Он решил, что это полицейский вертолет, зависший неподалеку над самыми крышами, нарушил его сон, но пока он приходил в себя, машина ушла на север, и стало ясно, что это соседский горластый пес. Его рука запуталась в волосах Мелиссы, ее правая нога лежала на его бедре. Он тихо высвободился и немного полежал, пока она что-то недовольно бормотала во сне. Когда она успокоилась, он вылез из-под одеяла. Найти слабо освещенную ванную было делом не трудным, и он нагишом быстро туда направился.
Черный сланцевый пол всю ночь прогревался, приятно по такому ступать побелевшими холодными подошвами.
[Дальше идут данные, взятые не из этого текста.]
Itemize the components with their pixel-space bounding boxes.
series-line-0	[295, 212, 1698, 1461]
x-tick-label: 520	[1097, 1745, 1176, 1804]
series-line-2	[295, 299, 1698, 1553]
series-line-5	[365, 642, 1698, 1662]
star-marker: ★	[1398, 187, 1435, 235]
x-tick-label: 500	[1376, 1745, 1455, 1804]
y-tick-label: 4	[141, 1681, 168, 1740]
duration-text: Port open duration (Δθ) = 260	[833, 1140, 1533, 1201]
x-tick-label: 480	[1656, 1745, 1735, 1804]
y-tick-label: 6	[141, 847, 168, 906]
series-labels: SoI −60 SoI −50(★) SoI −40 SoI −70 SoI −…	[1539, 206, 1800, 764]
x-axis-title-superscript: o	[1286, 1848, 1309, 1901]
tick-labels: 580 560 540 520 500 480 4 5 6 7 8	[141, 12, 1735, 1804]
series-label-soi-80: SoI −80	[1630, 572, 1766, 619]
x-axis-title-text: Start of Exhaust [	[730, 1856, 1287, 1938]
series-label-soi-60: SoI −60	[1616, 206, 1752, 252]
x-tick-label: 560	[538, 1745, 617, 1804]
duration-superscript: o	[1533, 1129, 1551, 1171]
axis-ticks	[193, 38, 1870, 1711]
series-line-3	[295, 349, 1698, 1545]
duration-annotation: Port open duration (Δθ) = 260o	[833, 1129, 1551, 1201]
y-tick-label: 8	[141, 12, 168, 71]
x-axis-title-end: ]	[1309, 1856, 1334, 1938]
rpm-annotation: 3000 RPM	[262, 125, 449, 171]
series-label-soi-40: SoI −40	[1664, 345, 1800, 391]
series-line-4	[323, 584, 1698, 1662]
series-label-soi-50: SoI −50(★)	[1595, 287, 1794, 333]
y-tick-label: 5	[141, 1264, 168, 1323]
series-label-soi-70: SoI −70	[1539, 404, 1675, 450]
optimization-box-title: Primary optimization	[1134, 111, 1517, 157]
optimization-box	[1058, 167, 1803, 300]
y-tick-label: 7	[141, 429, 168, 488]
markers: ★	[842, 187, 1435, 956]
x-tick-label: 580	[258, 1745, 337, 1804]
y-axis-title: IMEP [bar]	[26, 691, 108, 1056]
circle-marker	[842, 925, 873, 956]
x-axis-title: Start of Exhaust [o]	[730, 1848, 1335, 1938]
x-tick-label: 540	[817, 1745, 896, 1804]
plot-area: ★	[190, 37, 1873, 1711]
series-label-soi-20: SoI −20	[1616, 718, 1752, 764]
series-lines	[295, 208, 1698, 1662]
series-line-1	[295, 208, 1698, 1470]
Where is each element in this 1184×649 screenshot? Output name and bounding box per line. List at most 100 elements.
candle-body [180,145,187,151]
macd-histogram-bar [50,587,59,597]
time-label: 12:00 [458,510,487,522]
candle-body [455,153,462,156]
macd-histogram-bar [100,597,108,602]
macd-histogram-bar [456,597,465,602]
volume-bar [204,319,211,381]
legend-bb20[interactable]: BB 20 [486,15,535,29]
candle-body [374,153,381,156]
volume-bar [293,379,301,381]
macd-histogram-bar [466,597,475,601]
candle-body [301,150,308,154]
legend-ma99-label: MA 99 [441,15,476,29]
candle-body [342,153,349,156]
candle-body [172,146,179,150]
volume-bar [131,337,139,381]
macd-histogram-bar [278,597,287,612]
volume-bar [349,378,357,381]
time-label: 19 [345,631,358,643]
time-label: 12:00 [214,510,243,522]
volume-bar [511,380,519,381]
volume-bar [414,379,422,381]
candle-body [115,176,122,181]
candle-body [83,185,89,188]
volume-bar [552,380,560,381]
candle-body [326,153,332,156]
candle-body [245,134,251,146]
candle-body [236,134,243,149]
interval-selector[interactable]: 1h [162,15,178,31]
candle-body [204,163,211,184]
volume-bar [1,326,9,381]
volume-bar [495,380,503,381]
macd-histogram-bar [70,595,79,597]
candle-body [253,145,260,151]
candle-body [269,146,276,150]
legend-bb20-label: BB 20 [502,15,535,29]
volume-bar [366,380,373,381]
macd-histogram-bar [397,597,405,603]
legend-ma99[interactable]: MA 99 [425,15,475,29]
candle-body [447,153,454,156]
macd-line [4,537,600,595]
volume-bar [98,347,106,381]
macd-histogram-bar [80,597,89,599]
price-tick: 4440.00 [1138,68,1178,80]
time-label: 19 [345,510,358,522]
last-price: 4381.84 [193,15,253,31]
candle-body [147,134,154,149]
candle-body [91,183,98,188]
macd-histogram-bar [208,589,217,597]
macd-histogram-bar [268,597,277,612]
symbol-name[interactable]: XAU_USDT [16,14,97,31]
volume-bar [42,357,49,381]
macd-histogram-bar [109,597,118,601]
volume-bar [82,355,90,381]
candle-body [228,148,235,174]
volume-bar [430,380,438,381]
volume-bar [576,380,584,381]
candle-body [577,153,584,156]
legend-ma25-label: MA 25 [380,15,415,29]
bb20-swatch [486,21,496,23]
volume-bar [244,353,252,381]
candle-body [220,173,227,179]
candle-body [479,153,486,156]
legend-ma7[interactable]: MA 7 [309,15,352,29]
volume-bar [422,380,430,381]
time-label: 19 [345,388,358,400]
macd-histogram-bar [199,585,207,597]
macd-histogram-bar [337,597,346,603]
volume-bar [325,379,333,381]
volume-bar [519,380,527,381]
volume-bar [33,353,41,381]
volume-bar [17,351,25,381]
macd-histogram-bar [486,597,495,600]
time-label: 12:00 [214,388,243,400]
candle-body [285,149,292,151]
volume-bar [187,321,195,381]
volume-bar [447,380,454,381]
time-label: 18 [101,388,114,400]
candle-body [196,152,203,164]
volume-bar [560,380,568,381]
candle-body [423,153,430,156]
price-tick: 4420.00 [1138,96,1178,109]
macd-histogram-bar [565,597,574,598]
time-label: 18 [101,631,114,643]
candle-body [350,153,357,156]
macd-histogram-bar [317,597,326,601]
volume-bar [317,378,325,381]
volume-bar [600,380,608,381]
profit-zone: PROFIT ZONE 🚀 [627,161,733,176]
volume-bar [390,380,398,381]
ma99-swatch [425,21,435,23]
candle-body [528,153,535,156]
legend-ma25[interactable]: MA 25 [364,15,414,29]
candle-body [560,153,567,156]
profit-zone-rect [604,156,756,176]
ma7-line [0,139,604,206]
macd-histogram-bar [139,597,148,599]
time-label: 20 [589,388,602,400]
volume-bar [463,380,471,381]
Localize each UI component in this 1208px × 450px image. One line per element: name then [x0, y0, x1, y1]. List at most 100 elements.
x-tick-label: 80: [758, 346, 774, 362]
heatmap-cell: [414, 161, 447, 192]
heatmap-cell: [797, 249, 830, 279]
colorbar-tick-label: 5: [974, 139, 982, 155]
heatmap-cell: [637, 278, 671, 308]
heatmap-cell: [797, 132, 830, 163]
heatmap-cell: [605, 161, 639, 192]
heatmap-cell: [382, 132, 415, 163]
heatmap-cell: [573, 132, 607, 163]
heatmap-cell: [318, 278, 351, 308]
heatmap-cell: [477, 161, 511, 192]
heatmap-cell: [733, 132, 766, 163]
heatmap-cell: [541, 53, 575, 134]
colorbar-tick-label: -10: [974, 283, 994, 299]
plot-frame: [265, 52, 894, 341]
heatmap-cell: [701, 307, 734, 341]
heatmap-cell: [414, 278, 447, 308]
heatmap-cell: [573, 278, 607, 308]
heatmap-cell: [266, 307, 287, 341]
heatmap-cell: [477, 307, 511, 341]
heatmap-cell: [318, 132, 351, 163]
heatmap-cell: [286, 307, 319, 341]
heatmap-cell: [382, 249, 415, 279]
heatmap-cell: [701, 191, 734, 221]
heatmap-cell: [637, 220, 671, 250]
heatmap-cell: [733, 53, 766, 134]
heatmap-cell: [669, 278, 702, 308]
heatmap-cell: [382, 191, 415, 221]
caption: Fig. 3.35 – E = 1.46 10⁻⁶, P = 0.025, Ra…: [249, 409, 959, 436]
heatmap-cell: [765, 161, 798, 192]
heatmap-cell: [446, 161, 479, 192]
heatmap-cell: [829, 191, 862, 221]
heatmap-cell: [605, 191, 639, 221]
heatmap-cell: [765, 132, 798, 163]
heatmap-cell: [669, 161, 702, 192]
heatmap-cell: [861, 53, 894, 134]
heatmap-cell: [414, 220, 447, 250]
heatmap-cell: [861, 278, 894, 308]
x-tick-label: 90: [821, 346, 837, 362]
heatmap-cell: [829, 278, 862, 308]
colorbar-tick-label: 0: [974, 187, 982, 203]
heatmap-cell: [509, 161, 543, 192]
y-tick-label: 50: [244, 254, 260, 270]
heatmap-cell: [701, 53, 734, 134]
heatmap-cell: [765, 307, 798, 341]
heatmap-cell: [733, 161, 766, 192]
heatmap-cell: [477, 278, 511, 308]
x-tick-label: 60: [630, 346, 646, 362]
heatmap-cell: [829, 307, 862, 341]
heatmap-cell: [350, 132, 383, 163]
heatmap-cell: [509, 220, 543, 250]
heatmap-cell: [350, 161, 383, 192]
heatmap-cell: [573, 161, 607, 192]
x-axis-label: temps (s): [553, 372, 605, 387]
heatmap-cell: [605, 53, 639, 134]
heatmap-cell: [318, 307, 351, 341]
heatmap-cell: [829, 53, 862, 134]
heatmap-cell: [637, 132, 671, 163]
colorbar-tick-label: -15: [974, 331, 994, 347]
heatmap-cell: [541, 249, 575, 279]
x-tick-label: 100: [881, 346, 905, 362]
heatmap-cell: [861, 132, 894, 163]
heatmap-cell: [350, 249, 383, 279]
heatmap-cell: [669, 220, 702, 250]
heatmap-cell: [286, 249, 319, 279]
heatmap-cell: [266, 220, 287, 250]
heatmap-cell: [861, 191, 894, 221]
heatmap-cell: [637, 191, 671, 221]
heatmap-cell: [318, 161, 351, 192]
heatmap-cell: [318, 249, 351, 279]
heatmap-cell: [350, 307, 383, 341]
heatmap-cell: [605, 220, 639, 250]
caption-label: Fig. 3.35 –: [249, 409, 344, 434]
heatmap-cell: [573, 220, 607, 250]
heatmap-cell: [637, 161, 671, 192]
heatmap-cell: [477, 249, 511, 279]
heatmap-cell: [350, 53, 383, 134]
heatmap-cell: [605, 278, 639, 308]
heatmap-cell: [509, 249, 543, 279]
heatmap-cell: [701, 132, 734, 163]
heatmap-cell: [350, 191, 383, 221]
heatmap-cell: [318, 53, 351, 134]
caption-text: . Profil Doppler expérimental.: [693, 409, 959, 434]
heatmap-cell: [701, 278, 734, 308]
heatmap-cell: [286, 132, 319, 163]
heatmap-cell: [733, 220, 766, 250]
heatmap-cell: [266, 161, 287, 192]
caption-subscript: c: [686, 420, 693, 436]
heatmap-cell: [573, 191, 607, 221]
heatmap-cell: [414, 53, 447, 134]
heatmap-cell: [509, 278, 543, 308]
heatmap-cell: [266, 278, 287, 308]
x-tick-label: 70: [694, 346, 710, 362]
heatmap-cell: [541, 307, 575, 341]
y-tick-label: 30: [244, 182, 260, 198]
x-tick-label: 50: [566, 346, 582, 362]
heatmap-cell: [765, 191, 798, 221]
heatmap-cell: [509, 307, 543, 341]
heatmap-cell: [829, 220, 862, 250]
Пусть планета летит в тартарары. Вспомнив про всякие зеркала – одно из них закрывало всю стену, – он на всякий случай притушил ночное освещение, перед тем как попить воды из-под крана в умывальнике. Помочившись, он опустил деревянное сиденье, а за ним и крышку унитаза. Прежде чем сесть, он влез в красный халат, подаренный ему на Рождество три года назад, и завязал поясок.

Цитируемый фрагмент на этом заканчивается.